Sometimes I am my future self.
I've had this blog since I was 18; the first post is from the beginning of my second year of college. In some ways, that was a long time ago; in other ways, it wasn't. It's been a bit over 5.5 years, though, and I'm feeling reflective today.
I'll often say I blog for an audience of one, which is my future self. And sometimes when I'm searching back through old posts for a link or a note I think I've put there, I'm struck by a phrase and think "ah, yes - and the future self I meant to write this for has turned out to be me, right now." Here's what caught me today.
First, something that's still very much true.
I’m not sure where people get the idea I’m organized. I’m really a massive entropy-spreading mess who’s developed a lot of coping mechanisms out of sheer desperation. --October 2, 2006
And then (with a spelling correction on "believe") something that has indeed been confirmed (in my experience) to be true - although I never dreamed that things like TOSW and opensource.com would exist back then. I thought I was just talking crazy.

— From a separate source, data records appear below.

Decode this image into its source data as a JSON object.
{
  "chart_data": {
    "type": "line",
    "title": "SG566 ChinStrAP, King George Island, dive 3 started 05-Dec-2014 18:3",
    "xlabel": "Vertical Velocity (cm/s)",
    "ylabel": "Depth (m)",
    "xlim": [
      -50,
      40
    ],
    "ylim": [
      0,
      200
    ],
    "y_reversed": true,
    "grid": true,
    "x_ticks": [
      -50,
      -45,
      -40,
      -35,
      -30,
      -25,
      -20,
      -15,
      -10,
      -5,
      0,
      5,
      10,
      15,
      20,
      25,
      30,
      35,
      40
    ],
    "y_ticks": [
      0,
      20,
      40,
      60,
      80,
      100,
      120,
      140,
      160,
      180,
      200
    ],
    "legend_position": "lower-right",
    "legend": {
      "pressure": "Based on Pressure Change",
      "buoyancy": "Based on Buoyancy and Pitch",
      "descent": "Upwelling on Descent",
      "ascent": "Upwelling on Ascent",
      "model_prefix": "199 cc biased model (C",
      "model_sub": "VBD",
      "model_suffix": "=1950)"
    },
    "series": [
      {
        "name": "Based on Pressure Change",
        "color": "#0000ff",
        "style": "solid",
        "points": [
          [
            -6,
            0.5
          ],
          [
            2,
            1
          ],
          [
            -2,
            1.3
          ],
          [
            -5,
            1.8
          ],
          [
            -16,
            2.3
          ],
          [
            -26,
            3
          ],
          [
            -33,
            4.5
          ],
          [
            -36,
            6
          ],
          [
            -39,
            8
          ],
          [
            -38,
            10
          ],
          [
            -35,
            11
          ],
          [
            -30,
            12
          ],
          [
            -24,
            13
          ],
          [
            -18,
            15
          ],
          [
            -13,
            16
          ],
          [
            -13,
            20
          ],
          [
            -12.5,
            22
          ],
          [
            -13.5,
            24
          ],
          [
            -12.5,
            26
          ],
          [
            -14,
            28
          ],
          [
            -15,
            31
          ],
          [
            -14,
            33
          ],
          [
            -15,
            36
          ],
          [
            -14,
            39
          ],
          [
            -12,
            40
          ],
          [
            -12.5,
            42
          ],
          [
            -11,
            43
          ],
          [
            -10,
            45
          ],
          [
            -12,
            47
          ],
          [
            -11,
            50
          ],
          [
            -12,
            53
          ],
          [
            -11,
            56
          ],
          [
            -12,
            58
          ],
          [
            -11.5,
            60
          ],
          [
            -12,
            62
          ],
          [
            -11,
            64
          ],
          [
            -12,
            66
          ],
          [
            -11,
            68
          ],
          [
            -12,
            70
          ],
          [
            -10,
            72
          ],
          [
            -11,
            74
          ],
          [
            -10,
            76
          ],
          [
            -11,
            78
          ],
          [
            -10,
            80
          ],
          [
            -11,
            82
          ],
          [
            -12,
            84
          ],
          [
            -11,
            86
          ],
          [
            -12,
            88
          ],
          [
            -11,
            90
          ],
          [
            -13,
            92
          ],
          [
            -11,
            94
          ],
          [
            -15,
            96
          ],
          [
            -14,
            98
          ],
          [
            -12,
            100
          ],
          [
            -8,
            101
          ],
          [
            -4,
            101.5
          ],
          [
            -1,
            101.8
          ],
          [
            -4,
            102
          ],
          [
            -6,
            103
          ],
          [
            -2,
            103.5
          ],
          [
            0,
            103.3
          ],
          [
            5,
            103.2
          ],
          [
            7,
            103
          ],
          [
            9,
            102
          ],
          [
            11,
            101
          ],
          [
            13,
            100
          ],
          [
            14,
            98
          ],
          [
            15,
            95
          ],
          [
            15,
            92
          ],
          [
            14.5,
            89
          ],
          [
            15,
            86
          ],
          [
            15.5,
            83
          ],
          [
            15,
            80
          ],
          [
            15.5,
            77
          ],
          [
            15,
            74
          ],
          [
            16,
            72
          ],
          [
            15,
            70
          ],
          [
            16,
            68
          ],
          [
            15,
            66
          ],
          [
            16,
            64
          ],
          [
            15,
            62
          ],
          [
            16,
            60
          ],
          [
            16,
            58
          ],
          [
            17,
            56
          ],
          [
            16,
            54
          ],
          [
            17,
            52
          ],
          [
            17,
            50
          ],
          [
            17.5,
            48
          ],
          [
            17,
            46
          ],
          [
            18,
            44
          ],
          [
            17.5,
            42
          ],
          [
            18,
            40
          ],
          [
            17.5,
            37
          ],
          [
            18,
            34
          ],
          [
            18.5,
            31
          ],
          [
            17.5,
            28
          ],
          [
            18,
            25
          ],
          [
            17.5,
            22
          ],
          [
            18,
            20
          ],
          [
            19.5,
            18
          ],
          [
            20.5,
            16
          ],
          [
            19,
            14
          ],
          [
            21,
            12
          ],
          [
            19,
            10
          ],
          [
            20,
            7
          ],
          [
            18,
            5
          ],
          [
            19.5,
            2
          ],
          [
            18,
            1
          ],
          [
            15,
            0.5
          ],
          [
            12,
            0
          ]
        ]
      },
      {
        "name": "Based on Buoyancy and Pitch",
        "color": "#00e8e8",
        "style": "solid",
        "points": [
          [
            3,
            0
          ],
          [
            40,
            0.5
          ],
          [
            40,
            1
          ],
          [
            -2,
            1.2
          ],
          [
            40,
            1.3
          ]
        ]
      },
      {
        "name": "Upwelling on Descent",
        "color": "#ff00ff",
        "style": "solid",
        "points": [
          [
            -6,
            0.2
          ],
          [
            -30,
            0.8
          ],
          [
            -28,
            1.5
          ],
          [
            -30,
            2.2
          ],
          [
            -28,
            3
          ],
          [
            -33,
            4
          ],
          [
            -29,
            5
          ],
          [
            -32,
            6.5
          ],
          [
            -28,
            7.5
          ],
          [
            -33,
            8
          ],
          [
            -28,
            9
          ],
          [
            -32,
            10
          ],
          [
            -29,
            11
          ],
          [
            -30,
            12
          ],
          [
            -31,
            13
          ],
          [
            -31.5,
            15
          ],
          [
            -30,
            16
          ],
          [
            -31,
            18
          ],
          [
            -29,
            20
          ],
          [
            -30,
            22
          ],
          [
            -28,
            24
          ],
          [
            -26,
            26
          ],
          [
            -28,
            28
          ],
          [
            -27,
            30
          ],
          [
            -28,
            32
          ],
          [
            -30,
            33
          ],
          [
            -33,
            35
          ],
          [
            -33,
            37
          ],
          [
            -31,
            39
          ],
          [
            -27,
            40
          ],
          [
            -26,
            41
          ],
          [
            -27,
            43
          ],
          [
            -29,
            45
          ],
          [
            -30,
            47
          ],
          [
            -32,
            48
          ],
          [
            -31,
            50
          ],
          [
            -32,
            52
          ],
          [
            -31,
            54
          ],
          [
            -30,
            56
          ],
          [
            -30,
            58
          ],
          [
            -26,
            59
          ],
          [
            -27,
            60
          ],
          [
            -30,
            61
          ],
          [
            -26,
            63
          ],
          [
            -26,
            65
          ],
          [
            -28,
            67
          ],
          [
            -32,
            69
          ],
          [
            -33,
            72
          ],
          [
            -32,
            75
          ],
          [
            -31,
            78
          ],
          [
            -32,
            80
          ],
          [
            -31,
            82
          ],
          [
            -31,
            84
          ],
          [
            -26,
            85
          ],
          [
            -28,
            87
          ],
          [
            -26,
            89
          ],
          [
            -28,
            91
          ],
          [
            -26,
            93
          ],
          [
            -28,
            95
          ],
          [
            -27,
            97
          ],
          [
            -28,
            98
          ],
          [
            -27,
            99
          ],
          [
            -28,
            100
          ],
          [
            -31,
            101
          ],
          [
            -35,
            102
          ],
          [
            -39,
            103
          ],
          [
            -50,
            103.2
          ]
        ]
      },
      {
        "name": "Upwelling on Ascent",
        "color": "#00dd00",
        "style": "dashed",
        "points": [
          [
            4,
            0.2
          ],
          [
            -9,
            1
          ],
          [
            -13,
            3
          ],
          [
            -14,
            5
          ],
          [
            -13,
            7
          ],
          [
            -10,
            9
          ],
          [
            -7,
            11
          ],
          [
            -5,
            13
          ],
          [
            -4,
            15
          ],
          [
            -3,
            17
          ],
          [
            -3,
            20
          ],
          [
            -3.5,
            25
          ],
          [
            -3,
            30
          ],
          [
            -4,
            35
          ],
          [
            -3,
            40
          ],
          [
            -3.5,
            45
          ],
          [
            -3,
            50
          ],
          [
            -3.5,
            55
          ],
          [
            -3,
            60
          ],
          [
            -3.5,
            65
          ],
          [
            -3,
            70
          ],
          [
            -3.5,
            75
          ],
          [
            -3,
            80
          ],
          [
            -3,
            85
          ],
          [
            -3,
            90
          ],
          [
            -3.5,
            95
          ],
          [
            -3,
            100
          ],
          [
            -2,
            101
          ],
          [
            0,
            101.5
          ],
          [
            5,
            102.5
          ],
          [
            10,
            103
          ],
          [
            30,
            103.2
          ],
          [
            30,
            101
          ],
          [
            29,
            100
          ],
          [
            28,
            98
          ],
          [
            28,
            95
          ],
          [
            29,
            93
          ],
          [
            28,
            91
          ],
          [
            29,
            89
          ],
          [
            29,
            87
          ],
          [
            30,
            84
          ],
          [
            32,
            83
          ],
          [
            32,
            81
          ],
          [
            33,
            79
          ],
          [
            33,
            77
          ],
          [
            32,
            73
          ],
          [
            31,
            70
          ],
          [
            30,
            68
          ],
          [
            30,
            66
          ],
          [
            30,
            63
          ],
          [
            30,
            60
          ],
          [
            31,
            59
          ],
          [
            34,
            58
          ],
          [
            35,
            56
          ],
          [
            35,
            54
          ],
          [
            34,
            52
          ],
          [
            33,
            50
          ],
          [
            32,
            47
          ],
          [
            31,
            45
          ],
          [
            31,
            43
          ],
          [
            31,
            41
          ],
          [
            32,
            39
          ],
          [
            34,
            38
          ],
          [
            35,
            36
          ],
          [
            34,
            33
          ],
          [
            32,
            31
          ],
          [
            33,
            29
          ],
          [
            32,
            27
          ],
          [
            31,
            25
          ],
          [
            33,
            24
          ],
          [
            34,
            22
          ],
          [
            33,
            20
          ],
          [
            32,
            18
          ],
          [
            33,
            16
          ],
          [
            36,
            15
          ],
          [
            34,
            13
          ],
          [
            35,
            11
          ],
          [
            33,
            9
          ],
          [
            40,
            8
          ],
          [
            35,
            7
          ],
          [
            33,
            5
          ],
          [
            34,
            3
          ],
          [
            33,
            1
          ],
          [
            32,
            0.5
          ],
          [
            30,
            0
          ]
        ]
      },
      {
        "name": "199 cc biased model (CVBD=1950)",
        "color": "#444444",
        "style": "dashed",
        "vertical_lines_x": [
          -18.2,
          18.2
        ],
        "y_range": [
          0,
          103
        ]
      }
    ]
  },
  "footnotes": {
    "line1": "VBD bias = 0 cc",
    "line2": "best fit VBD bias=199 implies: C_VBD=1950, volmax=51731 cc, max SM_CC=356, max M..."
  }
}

I believe many unix/open-source development tenets are useful in engineering and business in general, namely small is beautiful, choose portability over efficiency, and use leverage to your advantage (meaning “don’t reinvent the wheel” and “build on / stitch together the work of others whenever possible”). --August 16, 2006
From right around the time I first met Greg and was told that what I was doing - what I'd been doing unconsciously for years, all the while feeling guilty that I wasn't spending all my time doing the "hardcore engineering" that I was supposed to - was community capacity-building:
Skills management. It is a problem. We are all learning how to solve it. This is a tough question, because conventional management training (I may be speaking wrongly, as I have little formal business training and have not read every book on the subject – but I’ve read a lot and asked around a lot) seems to focus on how to run things when you do have a chain of hired command. When you can’t order people to do things, you have to use other ways of getting things beyond your individual capacity to happen. How do you do that? --October 9, 2008
And something that still terrifies me to this day, and I think always will.
It scares me to be uncrippling myself. It is the right thing, and I’m much more… me, that way. Have more capacity to do things, good things, be a better person. And it’s dangerous for me to be that better person, because maybe because of something that I’ve unlocked today, it gives me the freedom and the ability to lash out and hurt someone badly. And I’d rather crush myself than have that happen. But I’d rather take the risk that I may have to do that later than to definitely suffocate myself, slowly, right now. --December 20, 2008
It's nice to see how much I've grown and changed (or haven't) over the past few years, and how much more infinitely far I have to go.